Lord Campbell-Savours: My Lords, is it not true that the Times Educational Supplement and other recruitment agencies are now picking up something in the order of £60 million per year to provide a service which could be offered online at a fraction of that cost, at perhaps £2 million or £3 million per year? Could we not save a good deal of money by promoting that approach?
Baroness Ashton of Upholland: My Lords, various estimates have been made of how much money is spent by schools on recruitment advertising, but of course we do not collect those figures centrally. That would place an inappropriate burden on schools. So I cannot comment on the figures cited by my noble friend with regard to the Times Educational Supplement. What I can say on behalf of the Government is that we want to stimulate and support what is a market in enabling schools to choose what works best for them.
Noble Lords will be aware that the basis of teacher recruitment is often regional rather than national, that it is still very much paper-based within classrooms and staffrooms and so forth, and that often it is led by local education authorities providing interesting work to support their schools. We want to support and promote all those different methods.
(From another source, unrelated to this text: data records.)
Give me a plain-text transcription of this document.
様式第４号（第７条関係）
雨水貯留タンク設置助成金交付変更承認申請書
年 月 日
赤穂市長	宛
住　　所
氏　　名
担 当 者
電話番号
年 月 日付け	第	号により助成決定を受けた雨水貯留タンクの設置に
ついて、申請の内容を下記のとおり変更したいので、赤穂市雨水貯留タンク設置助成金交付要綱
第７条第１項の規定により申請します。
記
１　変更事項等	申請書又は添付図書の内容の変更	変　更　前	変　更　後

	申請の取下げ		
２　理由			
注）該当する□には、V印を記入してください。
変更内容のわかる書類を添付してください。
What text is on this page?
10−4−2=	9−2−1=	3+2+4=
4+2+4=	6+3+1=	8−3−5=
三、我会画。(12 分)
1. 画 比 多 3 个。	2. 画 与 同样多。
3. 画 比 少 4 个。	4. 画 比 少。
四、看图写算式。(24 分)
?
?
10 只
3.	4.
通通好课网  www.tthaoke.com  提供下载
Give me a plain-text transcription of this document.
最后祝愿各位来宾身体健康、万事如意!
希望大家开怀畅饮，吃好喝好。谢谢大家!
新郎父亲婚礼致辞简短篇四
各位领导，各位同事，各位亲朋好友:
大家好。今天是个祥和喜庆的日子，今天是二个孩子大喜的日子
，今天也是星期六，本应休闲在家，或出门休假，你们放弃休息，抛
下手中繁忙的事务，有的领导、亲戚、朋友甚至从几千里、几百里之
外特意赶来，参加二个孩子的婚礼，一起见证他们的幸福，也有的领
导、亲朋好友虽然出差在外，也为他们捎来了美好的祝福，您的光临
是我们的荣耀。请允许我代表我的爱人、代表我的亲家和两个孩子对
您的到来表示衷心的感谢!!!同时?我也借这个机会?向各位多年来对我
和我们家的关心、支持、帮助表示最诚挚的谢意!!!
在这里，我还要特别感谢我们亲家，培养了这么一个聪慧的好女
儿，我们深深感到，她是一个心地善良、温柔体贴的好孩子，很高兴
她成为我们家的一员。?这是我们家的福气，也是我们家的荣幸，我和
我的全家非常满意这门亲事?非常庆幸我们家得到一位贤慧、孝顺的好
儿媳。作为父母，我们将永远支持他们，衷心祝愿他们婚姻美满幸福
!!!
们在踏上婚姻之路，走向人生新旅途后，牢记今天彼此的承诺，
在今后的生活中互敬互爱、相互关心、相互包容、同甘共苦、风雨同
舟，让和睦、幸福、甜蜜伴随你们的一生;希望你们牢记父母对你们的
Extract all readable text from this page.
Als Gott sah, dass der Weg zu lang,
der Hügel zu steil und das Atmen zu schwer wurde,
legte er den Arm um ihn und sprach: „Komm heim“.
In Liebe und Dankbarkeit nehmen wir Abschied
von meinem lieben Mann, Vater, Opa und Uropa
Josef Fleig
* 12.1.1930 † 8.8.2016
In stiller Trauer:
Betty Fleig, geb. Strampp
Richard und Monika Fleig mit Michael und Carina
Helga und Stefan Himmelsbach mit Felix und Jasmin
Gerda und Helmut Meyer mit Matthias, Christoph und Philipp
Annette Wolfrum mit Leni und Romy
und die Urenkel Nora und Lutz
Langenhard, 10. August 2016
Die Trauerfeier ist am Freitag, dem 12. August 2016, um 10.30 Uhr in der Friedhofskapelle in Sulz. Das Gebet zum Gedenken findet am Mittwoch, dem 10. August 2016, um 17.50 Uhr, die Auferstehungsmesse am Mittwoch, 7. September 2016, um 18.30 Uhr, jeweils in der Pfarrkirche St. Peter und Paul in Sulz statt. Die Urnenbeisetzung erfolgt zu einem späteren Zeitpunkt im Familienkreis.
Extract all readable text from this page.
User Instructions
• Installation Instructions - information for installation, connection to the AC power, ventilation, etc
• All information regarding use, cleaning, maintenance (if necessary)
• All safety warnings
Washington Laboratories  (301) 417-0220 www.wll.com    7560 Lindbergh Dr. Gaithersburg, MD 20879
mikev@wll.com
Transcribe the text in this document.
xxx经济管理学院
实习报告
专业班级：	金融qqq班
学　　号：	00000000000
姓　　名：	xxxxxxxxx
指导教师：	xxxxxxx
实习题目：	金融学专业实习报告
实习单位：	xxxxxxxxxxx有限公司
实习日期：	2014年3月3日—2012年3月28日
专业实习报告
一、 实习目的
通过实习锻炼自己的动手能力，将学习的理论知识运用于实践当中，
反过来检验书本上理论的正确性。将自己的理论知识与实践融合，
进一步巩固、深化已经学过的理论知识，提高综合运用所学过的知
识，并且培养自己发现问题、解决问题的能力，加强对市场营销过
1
Baroness Perry of Southwark: My Lords, is the noble Baroness aware of an academic website that is extremely successful and on which almost all universities rely for advertising jobs? It certainly attracts a much wider range of applicants both from this country and from Europe than do most newspaper advertisements. Is she further aware that it would be very much easier for schools to recruit good quality applicants if they were free to advertise jobs at salaries which suited the cost of living in their geographical area rather than being tied to national scales?
I am aware of the academic website to which the noble Baroness referred. It is an extremely good and powerful medium. Hence the Government are looking across the market to ensure that we are able to support what is an emerging and flourishing market offering different alternatives for schools based, as I have said, on a regional understanding of what schools are looking for.
Lord Addington: My Lords, does the Minister agree that it would be dangerous to become too dependent on online recruitment? Many people, such as, for example, returning teachers who have been away for some time, may not have access to the Internet on a regular basis. The one computer in the family may be dominated by the children. We should not be drawn too deeply into the notion that the Internet is the answer to everything, or at least not in the short term.
Baroness Ashton of Upholland: My Lords, I agree with the noble Lord, Lord Addington. As I said in my earlier response, we recognise that many teachers search the newspapers, whether it be the Times Educational Supplement, local and regional newspapers or other national papers, to meet their recruitment needs. Noble Lords who have served as school governors will know that it is important to consider a variety of mechanisms when seeking to recruit. That was certainly my experience.
Lord King of Bridgwater: My Lords, in the spirit of the Question of the noble Lord, Lord Campbell-Savours, does the noble Baroness agree that one of the biggest wastes of money in the public sector at present is the endless production of colourful publications, many of them circulated to noble Lords, Members of Parliament and public bodies? Very few of them are read. Would it not be a good ideaI understand from the Printed Paper Office that one or two organisations are doing this nowif the publications were available online, and could be printed off if people actually wanted to read them? It has been a huge area of increasing government expenditure, and a very considerable waste.